I shot her a reproving look. The shaggy blonde moved slowly away, looking unnervingly, as Celia observed, like Boris Johnson, and sent us a baleful stare. We rumbled over the cattle grid to where gravel replaced clay. Past the agricultural barn we went, with hay bales stored one side and loose boxes the other, the latter these days housing classic cars rather than horses, and on towards the arch of the coach house and stable yard where the real equines lived. We purred through the yard, slowing down for the cobbles, and anything that might be tied to a ring and ready to swerve its backside nervously into my path. All the gorgeous creatures my hungry eyes sought, though, were sensibly in the shade, at the back of their stables: only a noble iron-grey had his Roman nose over a door and regarded us with mild interest as we rolled on through and under a corresponding arch. As we emerged, Celia was treated, not only to the best view of the house with its famous John Soane façade creeping with pale pink roses, but crucially, to a panoramic view of the sea, which we drove towards, and which faced the front.

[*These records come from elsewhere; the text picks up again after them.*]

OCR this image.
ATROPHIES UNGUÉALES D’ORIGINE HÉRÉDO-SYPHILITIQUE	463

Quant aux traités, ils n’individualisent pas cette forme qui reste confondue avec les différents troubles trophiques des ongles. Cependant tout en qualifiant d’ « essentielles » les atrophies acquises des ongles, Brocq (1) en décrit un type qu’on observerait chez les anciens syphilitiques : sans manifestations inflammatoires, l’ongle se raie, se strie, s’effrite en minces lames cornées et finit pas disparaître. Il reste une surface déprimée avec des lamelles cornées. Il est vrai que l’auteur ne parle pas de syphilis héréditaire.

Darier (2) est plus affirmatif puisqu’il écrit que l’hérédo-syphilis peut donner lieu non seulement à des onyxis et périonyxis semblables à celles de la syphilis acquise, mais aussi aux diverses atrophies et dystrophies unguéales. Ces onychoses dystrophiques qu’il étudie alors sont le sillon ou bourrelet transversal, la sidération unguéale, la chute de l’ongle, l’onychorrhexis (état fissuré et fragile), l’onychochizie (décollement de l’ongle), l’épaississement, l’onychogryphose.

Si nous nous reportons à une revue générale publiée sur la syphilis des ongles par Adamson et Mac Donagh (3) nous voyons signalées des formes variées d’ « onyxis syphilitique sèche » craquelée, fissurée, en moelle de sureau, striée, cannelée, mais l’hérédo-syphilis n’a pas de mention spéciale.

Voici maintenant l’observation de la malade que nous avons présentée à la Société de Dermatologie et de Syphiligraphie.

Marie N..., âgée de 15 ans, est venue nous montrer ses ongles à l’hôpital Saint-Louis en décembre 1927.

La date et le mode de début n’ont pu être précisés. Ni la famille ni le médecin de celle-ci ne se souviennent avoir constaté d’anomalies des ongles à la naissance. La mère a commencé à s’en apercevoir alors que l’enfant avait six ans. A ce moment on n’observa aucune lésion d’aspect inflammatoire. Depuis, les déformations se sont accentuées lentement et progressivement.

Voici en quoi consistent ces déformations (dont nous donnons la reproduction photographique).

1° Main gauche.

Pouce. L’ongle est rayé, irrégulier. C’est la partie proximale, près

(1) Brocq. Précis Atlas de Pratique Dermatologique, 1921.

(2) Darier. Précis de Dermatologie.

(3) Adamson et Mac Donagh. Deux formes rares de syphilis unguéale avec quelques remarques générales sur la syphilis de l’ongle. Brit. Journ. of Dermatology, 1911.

‘Oh!’ She sat up, duly impressed. Speechless, actually.

The large, rambling old manor sat serene and comfortable, its windows glinting in the sunlight, presiding over a shimmering sweep of pure blue. Out of sight, at the foot of a cliff, which wasn’t as steep as it looked and which I knew every inch of how to clamber, lay a pale sandy beach. In a far corner was a small wooden boathouse, inside which Hugo and I had spent many happy hours. All we could see from here, though, was the edge of the garden, which stopped abruptly at the cliff, and was a riot of daisies and cowslips. A more manicured lawn and a formal gravel sweep led to a curving flight of shallow stone steps, worn thin by centuries of feet – not to mention bottoms, for this spot afforded the best view – then double front doors, invitingly open under a splendid fanlight. So many laughs on those steps: so many friends gathered, so many flirtations, so many intense, moonlit conversations. If only they could talk.